Background: Spontaneous coronary artery dissection (SCAD) is an uncommon, nonatherosclerotic cause of acute coronary syndrome (ACS), most frequently affecting young women. Anomalous aortic origin of a coronary artery (AAOCA) is a rare congenital anomaly that may predispose individuals to exercise-induced myocardial ischemia and sudden cardiac death.

Case Summary: We report a 68-year-old woman with a history of diabetes mellitus, end-stage renal disease (ESRD), chronic hypertension, and congestive heart failure who presented with recurrent post-dialysis chest discomfort. Coronary angiography revealed SCAD in the proximal right coronary artery (RCA) with approximately 60% luminal narrowing and an anomalous origin of the left main coronary artery (LMCA) from the right coronary sinus (AAOCA). Given persistent symptoms and RCA dominance, the patient underwent PCI. Her postoperative course was uneventful, and she was discharged with outpatient follow-up.

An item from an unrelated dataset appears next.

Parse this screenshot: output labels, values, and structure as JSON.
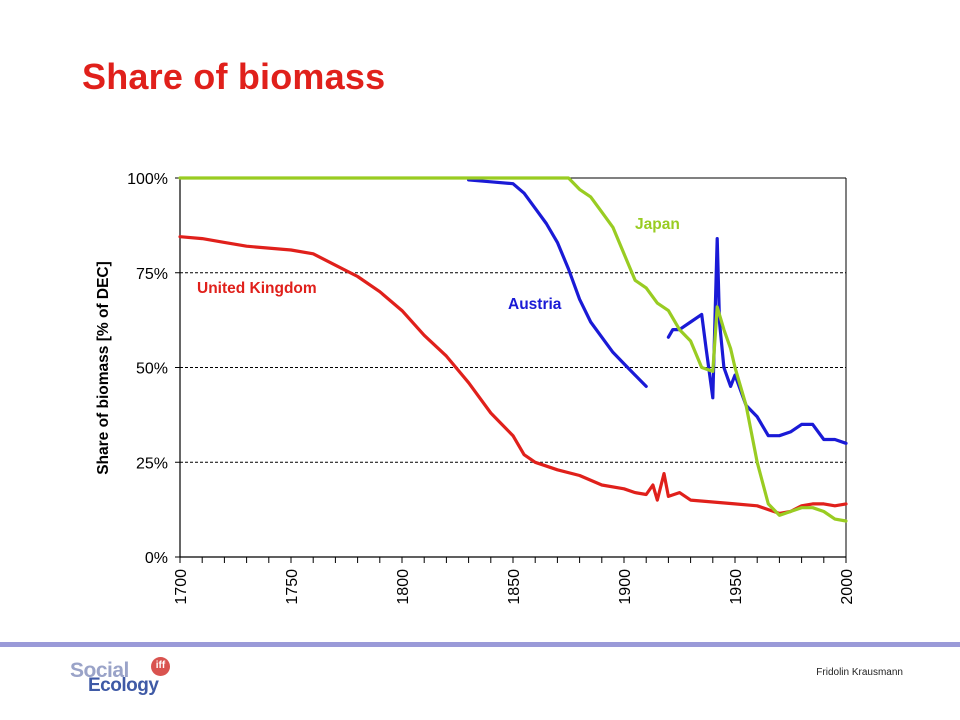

Conclusion: The rare coexistence of SCAD and AAOCA highlights the importance of considering atypical coronary pathologies in patients with complex comorbidities and nonclassical angina. Timely diagnosis and appropriate intervention may be crucial in improving patient outcomes.

孫章權，邱定宇，邱讚旺，陳清淵

背景：自發性冠狀動脈剝離（SCAD）為一種罕見且非動脈粥樣硬化的急性冠心症（ACS）病因，常見於年輕女性。冠狀動脈異常起源（AAOCA）則為先天性心血管畸形，某些類型可能導致運動誘發性心肌缺血與猝死。 >病例摘要：本報告描述一名 68 歲女性，具糖尿病、末期腎病變、慢性高血壓與鬱血性心衰竭病史，長期接受血液透析。近月來反覆於透析結束後出現胸悶不適，近兩週症狀加劇。冠狀動脈攝影顯示右冠狀動脈近端有疑似 SCAD 之剝離變化，造成約 60% 狹窄，另左主幹起源異常，自右冠狀竇發出（AAOCA）。考量右冠為優勢血管且症狀持續，遂施行經皮冠狀動脈介入治療（PCI），術後恢復良好，安排門診追蹤。

結論：SCAD 與 AAOCA 同時存在實屬罕見，臨床上對於具多重共病且症狀非典型之患者，應提高對冠狀動脈異常病因的警覺。早期診斷與適切介入有助於改善預後。